Classically, the flame holder consists of a cylinder with some air holes in it to allow air to form an eddy. Currents of air moving through the engine swirl around the device, leaving a void in the middle where a flame can burn. As fuel is combusted, it elevates the air temperature around the flame holder. Rapidly heating air expands to generate thrust, while the high heat ignites incoming fuel to keep the engine continually running.
There are some other shapes and designs that may be considered for come applications. One option is a V, with the point of the V facing the direction of inward air flow, or an H design, which provides a slightly different kind of air current. Some aircraft use cavities, where the air flows over the flame while it’s maintained in the base of the cavity. In all cases, a fuel nozzle is located near the air holder to keep up a continuous supply of new fuel for combustion.
Careful calculation of the fuel/air mixture is needed to keep the flame going and maintain the engine’s operating conditions. The air holder helps control the movement of air currents inside a primary engine or afterburner, while fuels are carefully mixed to provide optimum performance. Engines that operate in this way can use high volumes of fuel with each flight in a tradeoff for power and speed. This can be critical for military aircraft or long-haul planes that rely on jet engines.

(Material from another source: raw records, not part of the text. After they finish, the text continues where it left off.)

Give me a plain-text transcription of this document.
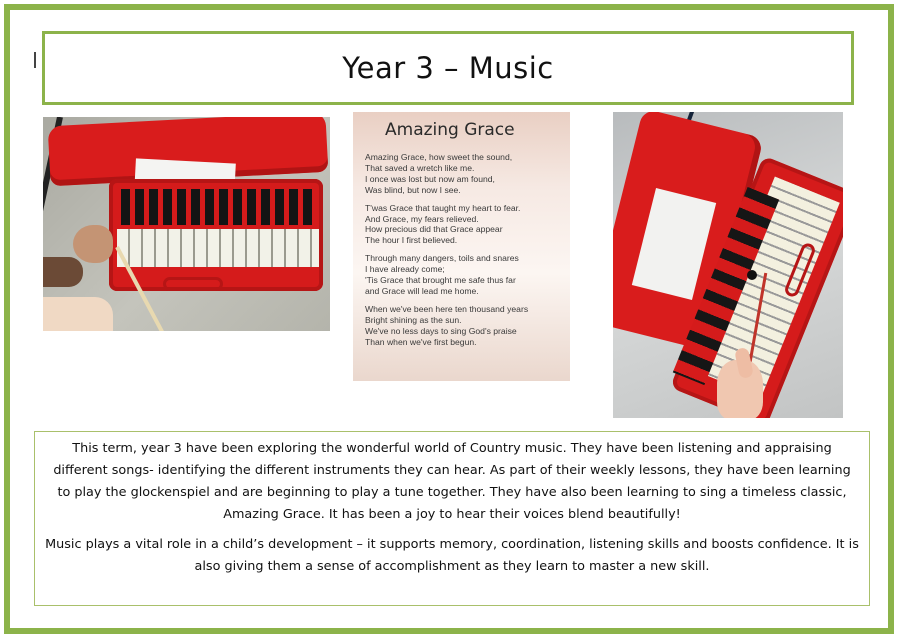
Year 3 – Music
Amazing Grace
Amazing Grace, how sweet the sound,
That saved a wretch like me.
I once was lost but now am found,
Was blind, but now I see.
T'was Grace that taught my heart to fear.
And Grace, my fears relieved.
How precious did that Grace appear
The hour I first believed.
Through many dangers, toils and snares
I have already come;
'Tis Grace that brought me safe thus far
and Grace will lead me home.
When we've been here ten thousand years
Bright shining as the sun.
We've no less days to sing God's praise
Than when we've first begun.

This term, year 3 have been exploring the wonderful world of Country music. They have been listening and appraising different songs- identifying the different instruments they can hear. As part of their weekly lessons, they have been learning to play the glockenspiel and are beginning to play a tune together. They have also been learning to sing a timeless classic, Amazing Grace. It has been a joy to hear their voices blend beautifully!

Music plays a vital role in a child’s development – it supports memory, coordination, listening skills and boosts confidence. It is also giving them a sense of accomplishment as they learn to master a new skill.
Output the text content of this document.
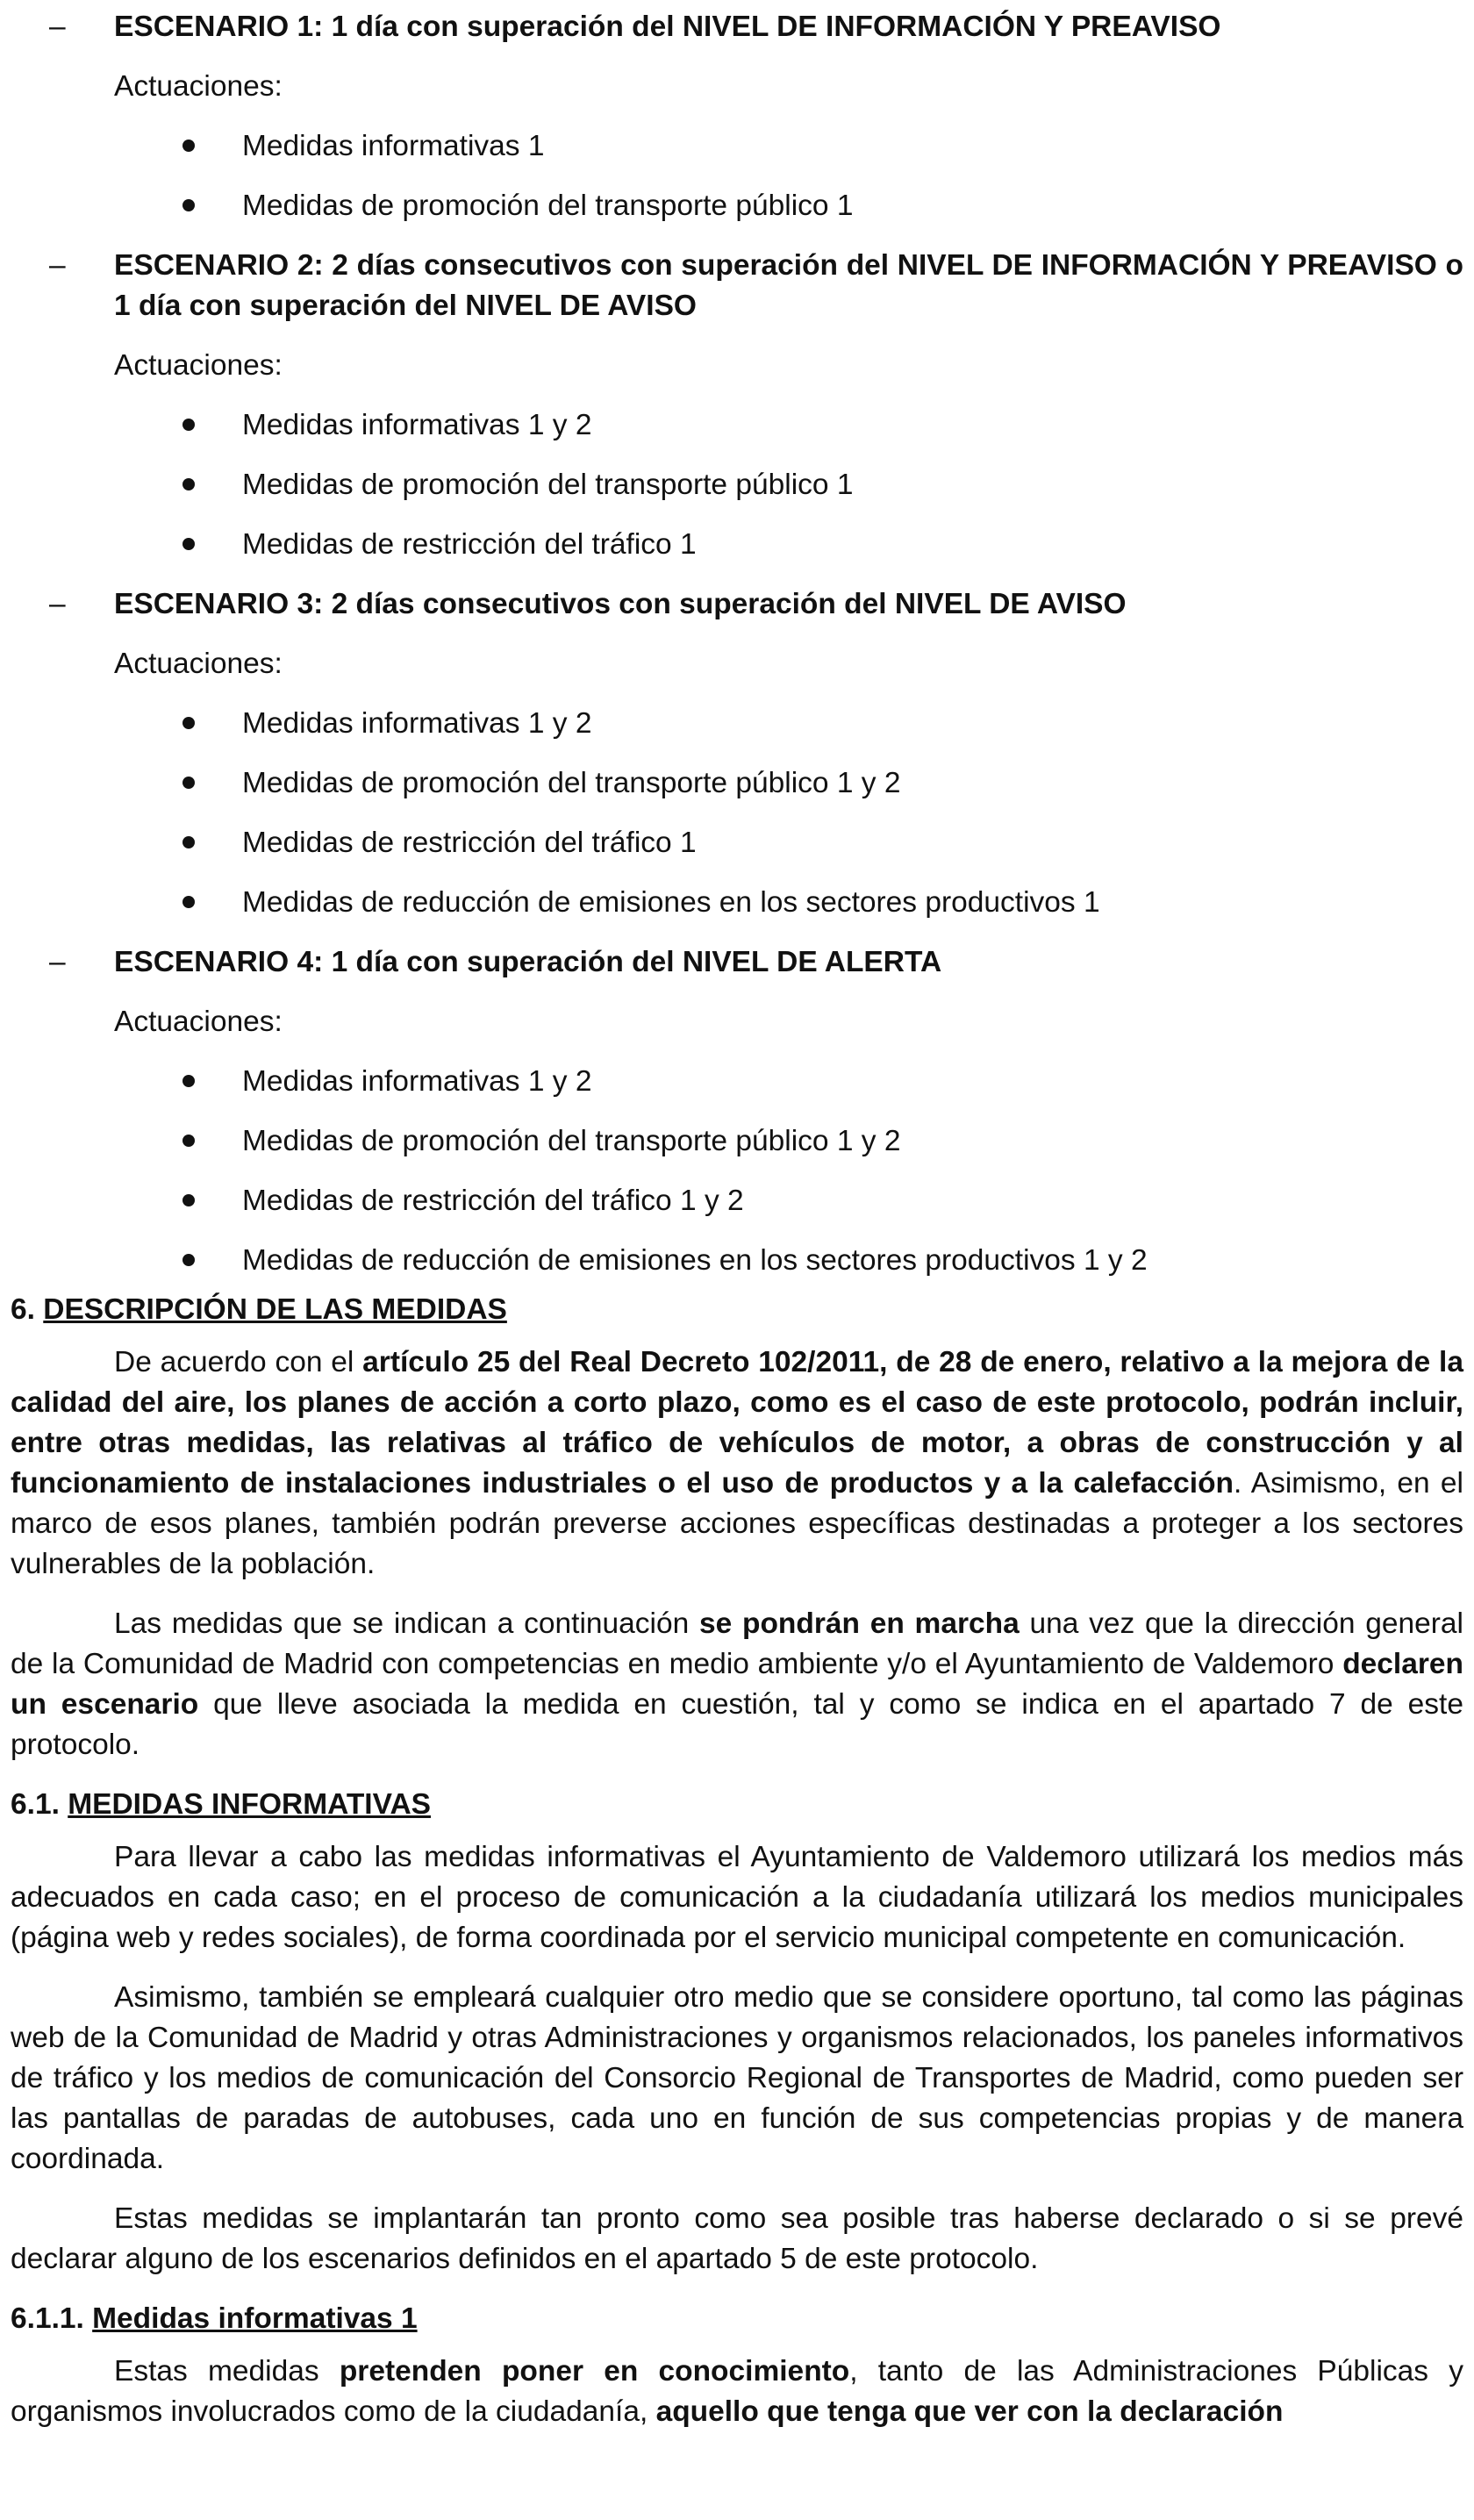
– ESCENARIO 1: 1 día con superación del NIVEL DE INFORMACIÓN Y PREAVISO
Actuaciones:
Medidas informativas 1
Medidas de promoción del transporte público 1
– ESCENARIO 2: 2 días consecutivos con superación del NIVEL DE INFORMACIÓN Y PREAVISO o 1 día con superación del NIVEL DE AVISO
Actuaciones:
Medidas informativas 1 y 2
Medidas de promoción del transporte público 1
Medidas de restricción del tráfico 1
– ESCENARIO 3: 2 días consecutivos con superación del NIVEL DE AVISO
Actuaciones:
Medidas informativas 1 y 2
Medidas de promoción del transporte público 1 y 2
Medidas de restricción del tráfico 1
Medidas de reducción de emisiones en los sectores productivos 1
– ESCENARIO 4: 1 día con superación del NIVEL DE ALERTA
Actuaciones:
Medidas informativas 1 y 2
Medidas de promoción del transporte público 1 y 2
Medidas de restricción del tráfico 1 y 2
Medidas de reducción de emisiones en los sectores productivos 1 y 2
6. DESCRIPCIÓN DE LAS MEDIDAS

De acuerdo con el artículo 25 del Real Decreto 102/2011, de 28 de enero, relativo a la mejora de la calidad del aire, los planes de acción a corto plazo, como es el caso de este protocolo, podrán incluir, entre otras medidas, las relativas al tráfico de vehículos de motor, a obras de construcción y al funcionamiento de instalaciones industriales o el uso de productos y a la calefacción. Asimismo, en el marco de esos planes, también podrán preverse acciones específicas destinadas a proteger a los sectores vulnerables de la población.

Las medidas que se indican a continuación se pondrán en marcha una vez que la dirección general de la Comunidad de Madrid con competencias en medio ambiente y/o el Ayuntamiento de Valdemoro declaren un escenario que lleve asociada la medida en cuestión, tal y como se indica en el apartado 7 de este protocolo.

6.1. MEDIDAS INFORMATIVAS

Para llevar a cabo las medidas informativas el Ayuntamiento de Valdemoro utilizará los medios más adecuados en cada caso; en el proceso de comunicación a la ciudadanía utilizará los medios municipales (página web y redes sociales), de forma coordinada por el servicio municipal competente en comunicación.

Asimismo, también se empleará cualquier otro medio que se considere oportuno, tal como las páginas web de la Comunidad de Madrid y otras Administraciones y organismos relacionados, los paneles informativos de tráfico y los medios de comunicación del Consorcio Regional de Transportes de Madrid, como pueden ser las pantallas de paradas de autobuses, cada uno en función de sus competencias propias y de manera coordinada.

Estas medidas se implantarán tan pronto como sea posible tras haberse declarado o si se prevé declarar alguno de los escenarios definidos en el apartado 5 de este protocolo.

6.1.1. Medidas informativas 1

Estas medidas pretenden poner en conocimiento, tanto de las Administraciones Públicas y organismos involucrados como de la ciudadanía, aquello que tenga que ver con la declaración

Problems with flame holder design can lead to the malfunctioning of an engine that may interfere with the performance of the aircraft. Most seriously, there is a risk that the flame in the combustion chamber will go out. If a flameout occurs, the engine can no longer operate until the flame is reignited. A number of measures are used to address this concern, including carefully engineering flame holders and other engine components, and training pilots in how to respond to such situations quickly.